The average age of the district's seven original school buildings is nearly 57 years. Bennett Mountain High School is the district's oldest at nearly 87 years old while Mountain Home Junior High School is the newest at 17 years.

The five-year plant facility levy proposal submitted by the committee would total $1 million annually over a five-year period.

"That works out fairly well because we're about to retire the 1995 bonds on the junior high school building," said Mountain Home School District board president Jim Alexander. "We felt that we can dovetail the new levy with that old one so that the change in taxation shouldn't be dramatic."

According to Alexander, the plant facility levy would be "more of a continuation of the amount that people have already been paying."

Regarding the middle school roof, Alexander emphasized that the committee's recommendation is just a preliminary plan. District officials still needs firm numbers on how much it will cost to fix that roof in addition to other repairs attributed to the water damage at the school.

The plant facility levy is expected to be included in the Aug. 19 school district election. It's the same type of levy that local voters had continuously approved since the 1950s, failing only one before during this time.

In 2011, however, voters rejected a five-year plant facility levy of $950,000 per year.
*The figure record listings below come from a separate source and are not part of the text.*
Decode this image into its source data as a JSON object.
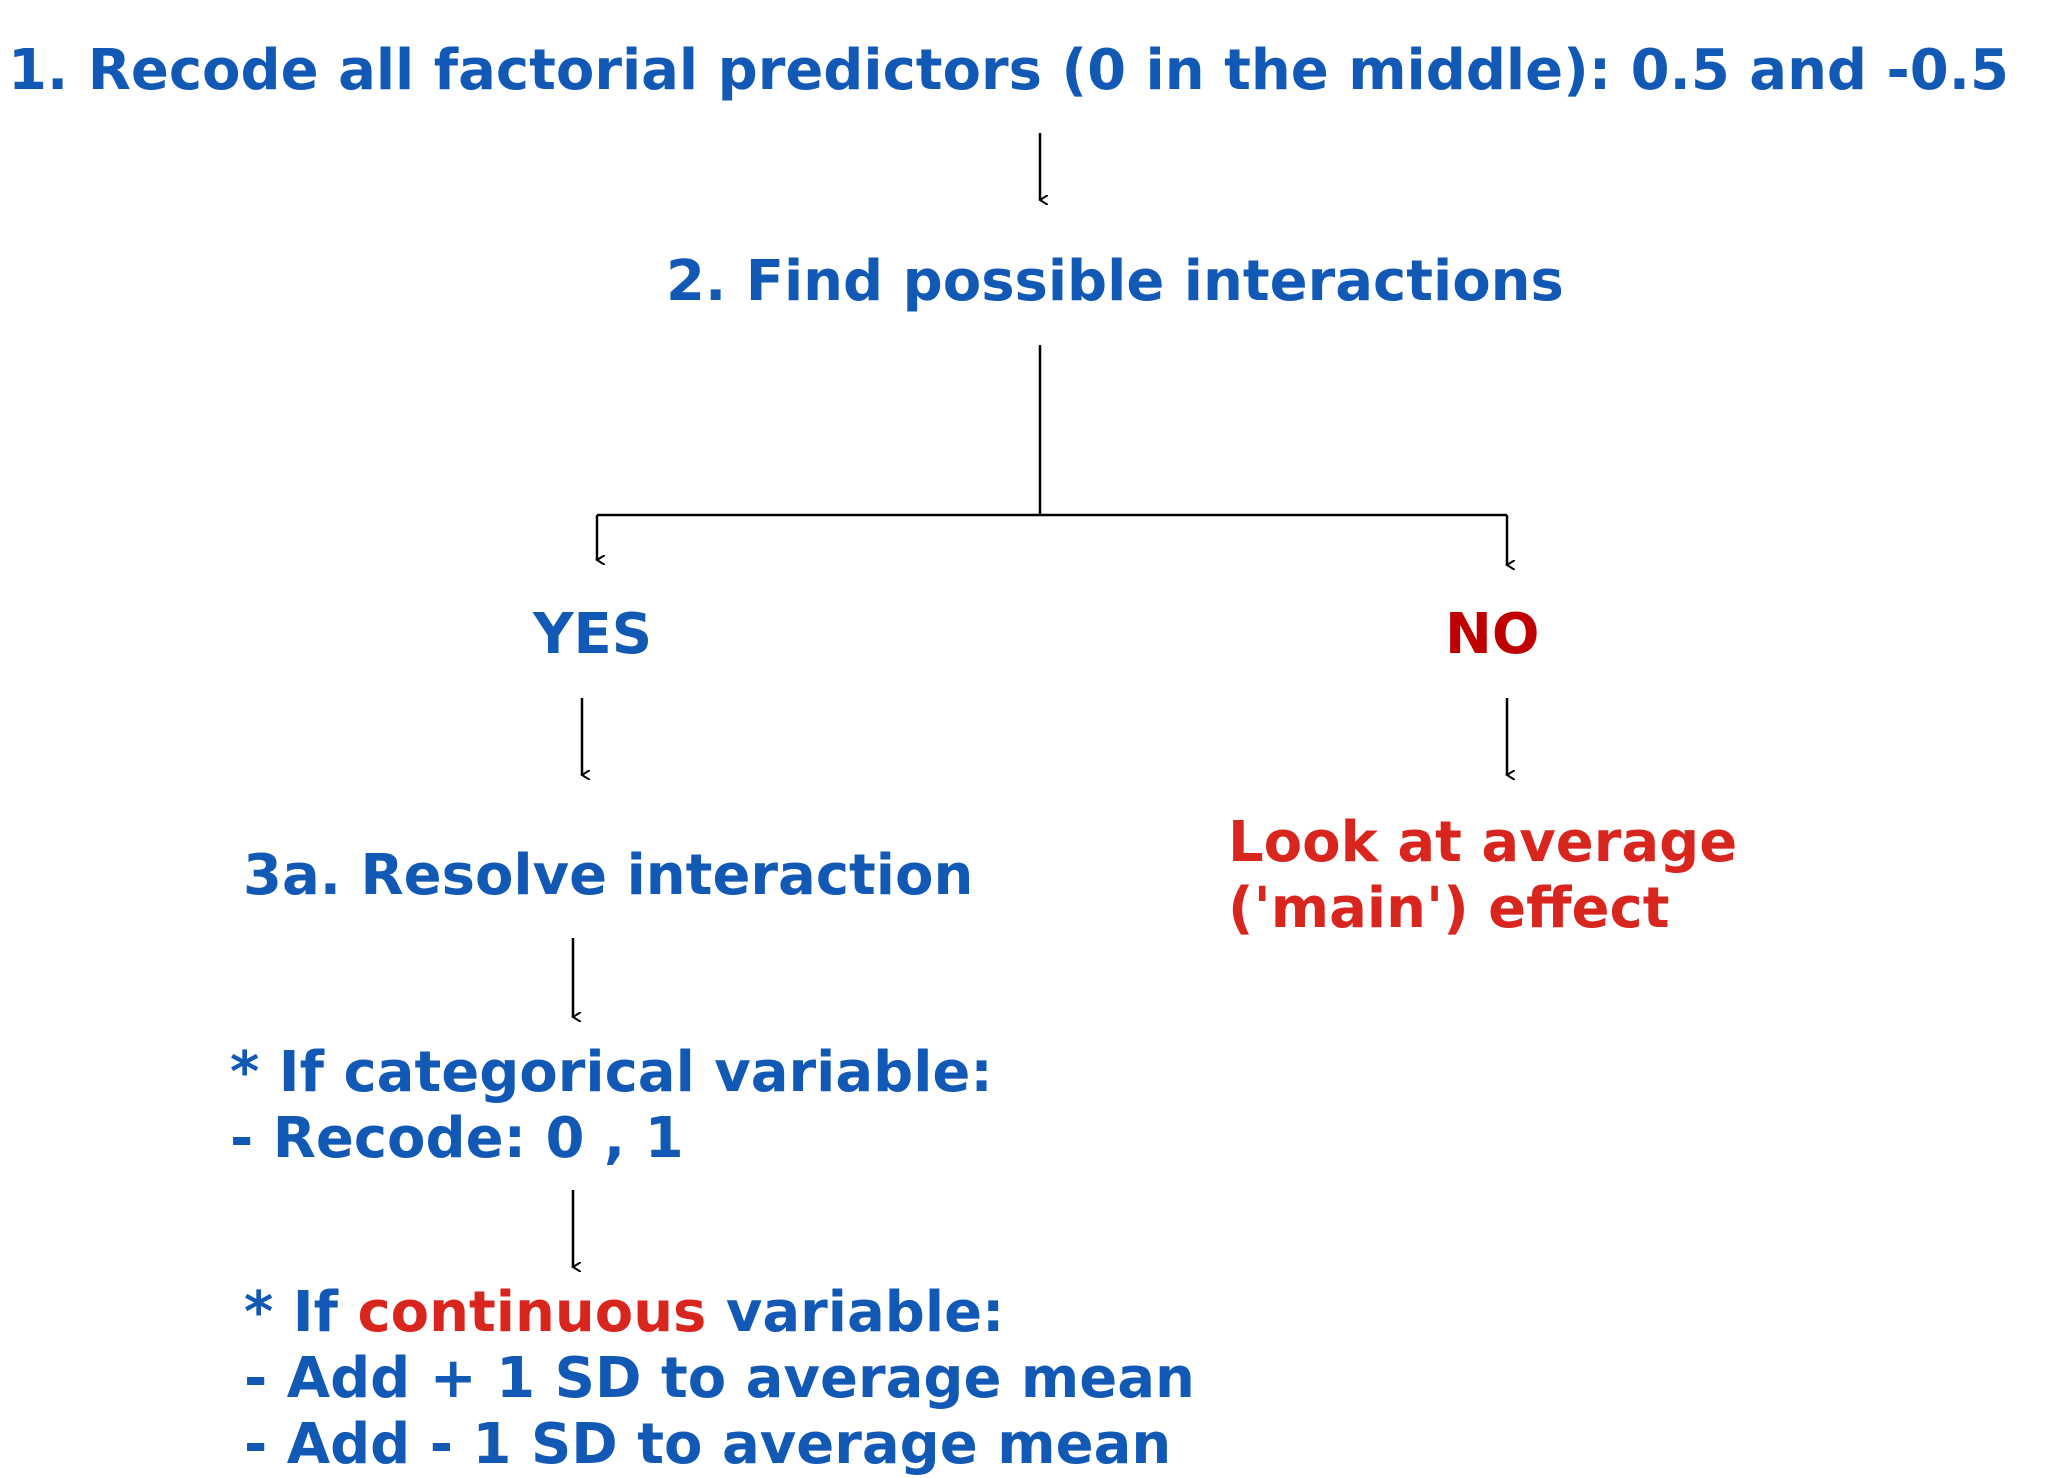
{
  "step1": {
    "label": "1. Recode all factorial predictors (0 in the middle): 0.5 and -0.5"
  },
  "step2": {
    "label": "2. Find possible interactions"
  },
  "yes": {
    "label": "YES"
  },
  "no": {
    "label": "NO"
  },
  "step3a": {
    "label": "3a. Resolve interaction"
  },
  "main_effect": {
    "line1": "Look at average",
    "line2": "('main') effect"
  },
  "categorical": {
    "line1": "* If categorical variable:",
    "line2": "- Recode: 0 , 1"
  },
  "continuous": {
    "line1_prefix": "* If ",
    "line1_highlight": "continuous",
    "line1_suffix": " variable:",
    "line2": "- Add + 1 SD to average mean",
    "line3": "- Add - 1 SD to average mean"
  },
  "colors": {
    "blue_text": "#1259b5",
    "red_text": "#d8251e",
    "no_text": "#c00000",
    "connector": "#000000"
  }
}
When that measure failed, the district ended up having to make do with "bandage fixes" to maintain its buildings, district officials said.

At the same time, the committee included within its recommendation a long-range plan aimed at eventually building a new high school in Mountain Home.

The committee's recommendation to the school board came just days before test results showed low levels of mold inside the middle school. An independent study conducted in late February inside two classrooms and a main hallway detected the presence of common mold like aspergillus and penicillium -- the same spores found in moldy bread.

However, the levels recorded in these tests were within established environmental safety guidelines, according to Alexander. It compares to the types and levels of mold spores in other buildings across Mountain Home.

"There is no significant mold issue," Gilbert said. "The data confirmed that it's safe to have kids, and teachers and staff inside that building."

But at the same time, the mold is unsightly and has an unpleasant smell, which Alexander said was unacceptable.

"We need to fix it for the structural integrity of the building," the school board president added.

The findings of the mold study were presented to the middle school faculty on Monday.